The number of Americans asserting their right to carry concealed guns has exploded – from less than a million a few decades ago to as many as 11 million now. There's evidence that gun prevalence can deter crime, but preventable tragedies perturb.
Charles Ingram and Robert Webster were neighbors in Florida, but friends said the two older men had little love for each other and often quarreled. On a spring day in 2010, the two men, both gun enthusiasts who had state permits to carry concealed weapons, got into another argument across their lawns.
This time, police later said, both men pulled out their weapons. When Mr. Webster began approaching, Mr. Ingram raised his gun, as did Webster. Two shots rang out simultaneously, and both men fell. Webster died almost instantly, Ingram less than a month later.
That "Deadwood"-style neighborhood gunfight is one of 555 examples compiled by advocates of gun control detailing how the mere presence of legal guns can turn mundane moments into tragedies – sobering rebuttals against the estimated tens of thousands of times a year Americans brandish guns in self-defense to thwart crimes in progress.
THE LEGAL RIGHT TO SHOOT
As of January, all 50 states, with various exemptions, allow people without serious criminal records or mental illness to obtain a permit to carry a concealed gun. That expansion of concealed carry coincides with the adoption of a new breed of self-defense laws that give armed citizens more – but not total – police legal cover for shooting at fellow Americans.
In a recent paper titled "Second Amendment Penumbras," University of Tennessee law professor Glenn Reynolds points to major US Supreme Court decisions, including District of Columbia v. Heller, which in 2008 struck down the city's ban on handguns, as defining new parameters of self-defense and gun carry.

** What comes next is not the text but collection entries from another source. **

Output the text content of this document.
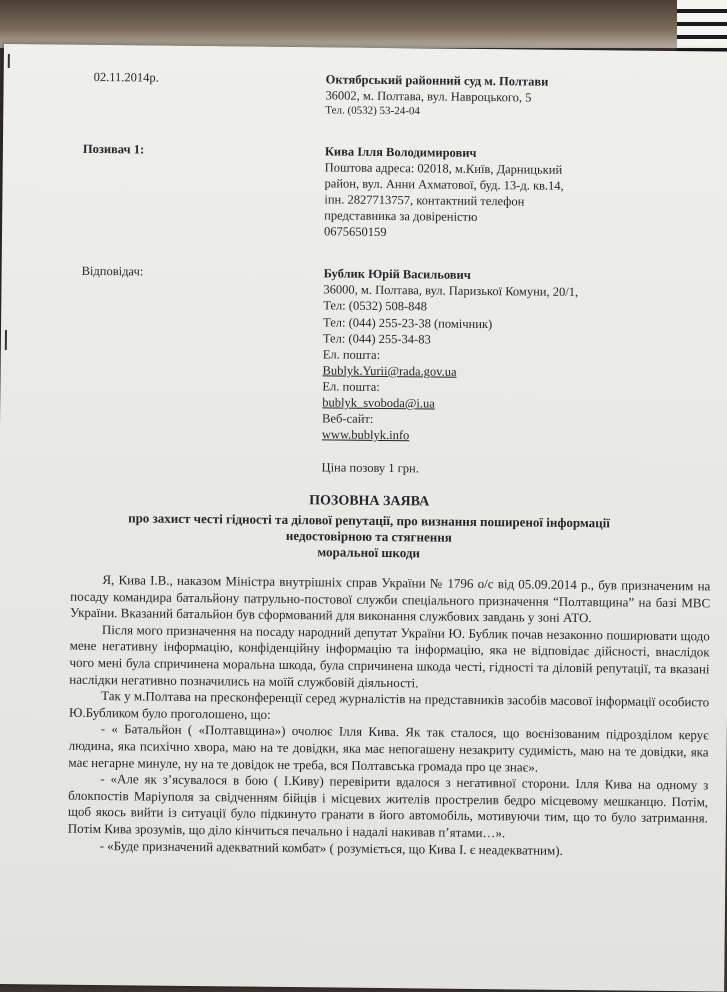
02.11.2014р.	Октябрський районний суд м. Полтави
36002, м. Полтава, вул. Навроцького, 5
Тел. (0532) 53-24-04
Позивач 1:	Кива Ілля Володимирович
Поштова адреса: 02018, м.Київ, Дарницький
район, вул. Анни Ахматової, буд. 13-д. кв.14,
іпн. 2827713757, контактний телефон
представника за довіреністю
0675650159
Відповідач:	Бублик Юрій Васильович
36000, м. Полтава, вул. Паризької Комуни, 20/1,
Тел: (0532) 508-848
Тел: (044) 255-23-38 (помічник)
Тел: (044) 255-34-83
Ел. пошта:
Bublyk.Yurii@rada.gov.ua
Ел. пошта:
bublyk_svoboda@i.ua
Веб-сайт:
www.bublyk.info
Ціна позову 1 грн.
ПОЗОВНА ЗАЯВА
про захист честі гідності та ділової репутації, про визнання поширеної інформації
недостовірною та стягнення
моральної шкоди

Я, Кива І.В., наказом Міністра внутрішніх справ України № 1796 о/с від 05.09.2014 р., був призначеним на посаду командира батальйону патрульно-постової служби спеціального призначення “Полтавщина” на базі МВС України. Вказаний батальйон був сформований для виконання службових завдань у зоні АТО.

Після мого призначення на посаду народний депутат України Ю. Бублик почав незаконно поширювати щодо мене негативну інформацію, конфіденційну інформацію та інформацію, яка не відповідає дійсності, внаслідок чого мені була спричинена моральна шкода, була спричинена шкода честі, гідності та діловій репутації, та вказані наслідки негативно позначились на моїй службовій діяльності.

Так у м.Полтава на пресконференції серед журналістів на представників засобів масової інформації особисто Ю.Бубликом було проголошено, що:

- « Батальйон ( «Полтавщина») очолює Ілля Кива. Як так сталося, що воєнізованим підрозділом керує людина, яка психічно хвора, маю на те довідки, яка має непогашену незакриту судимість, маю на те довідки, яка має негарне минуле, ну на те довідок не треба, вся Полтавська громада про це знає».

- «Але як з’ясувалося в бою ( І.Киву) перевірити вдалося з негативної сторони. Ілля Кива на одному з блокпостів Маріуполя за свідченням бійців і місцевих жителів прострелив бедро місцевому мешканцю. Потім, щоб якось вийти із ситуації було підкинуто гранати в його автомобіль, мотивуючи тим, що то було затримання. Потім Кива зрозумів, що діло кінчиться печально і надалі накивав п’ятами…».

- «Буде призначений адекватний комбат» ( розуміється, що Кива І. є неадекватним).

Until recently, Professor Reynolds writes, "gun ownership was treated as a suspect (or perhaps 'deviant' is a better word) act – one to be engaged in, if at all, at the actor's peril. But with gun ownership now recognized as an important constitutional right belonging to all Americans, that deviant characterization cannot be correct."
ARGUMENTS FOR CONCEALED CARRY
"I don't argue that there are no problems with [concealed-carry permit holders], but when you look at the data it's pretty hard to find any other group in the population that's as law-abiding as" permitted gun carriers, says John Lott Jr., an economist and gun-rights advocate and author of "More Guns, Less Crime."
"The type of person who's going to go through the process of getting a concealed-carry permit is not the kind of person you have to worry about," he says. "They're law-abiding citizens who have a lot to lose if they make a mistake."
Statistics support Mr. Lott's assertion. The number of incidents in which concealed-gun carriers kill innocent people is a fraction of 1 percent of all gun-related homicides. In North Carolina, one of only a handful of states that reveals the identities of permit holders, 200 of the 240,000 concealed carriers (.08 percent) committed felonies of all types, including eight shooting deaths, in the five-year period ending in 2011. This compares with about 2.5 percent of voting-age Americans who have a felony rap sheet, according to The Sentencing Project.
ARGUMENTS AGAINST
The "popcorn shooting" at the Tampa movie theater especially agitated pro-gun-control groups, who saw proof that even a gun carrier with decades of threat assessment experience could allow a situation to spiral out of control.
"Just because you're a law-abiding citizen today doesn't mean you're going to be one tomorrow," says Kristen Rand, legislative director at the Violence Policy Center in Washington, which keeps count of those killed by legal gun carriers in "non-self-defense" situations.
"In a lot of these cases," she says, "a shooter's life is ruined, an innocent person is dead, and there's a little girl with no father and a woman with no husband, and all because one guy believed the gun-lobby hype that 'I'm going to get this gun because someday I might need it.' "
The Violence Policy Center also marshals its own statistics on gun ownership and deaths, saying the total numbers of gun deaths, including suicides, are lower in states such as Massachusetts and Hawaii where there are fewer guns per capita than states with higher death rates, such as Louisiana and Wyoming.
WHERE WE'RE GOING
However persuasive the recent instances of gun violence have been for gun-control proponents, they haven't changed dramatic trend lines in attitudes and gun ownership in America, which George Washington University law professor Bob Cottrol says has always been at least symbolically an armed society.
More than 300 million guns are distributed among about 40 percent of US households.
Since 9/11, the expiration of the federal assault weapons ban in 2003, and the social breakdown in New Orleans after Katrina, Americans have put aside post-Prohibition distrust of public gun carry and embraced the idea of it.
Surprisingly to some, 91 percent of 15,000 police officers polled recently by the PoliceOne organization also said they support citizens' ability to carry concealed weapons.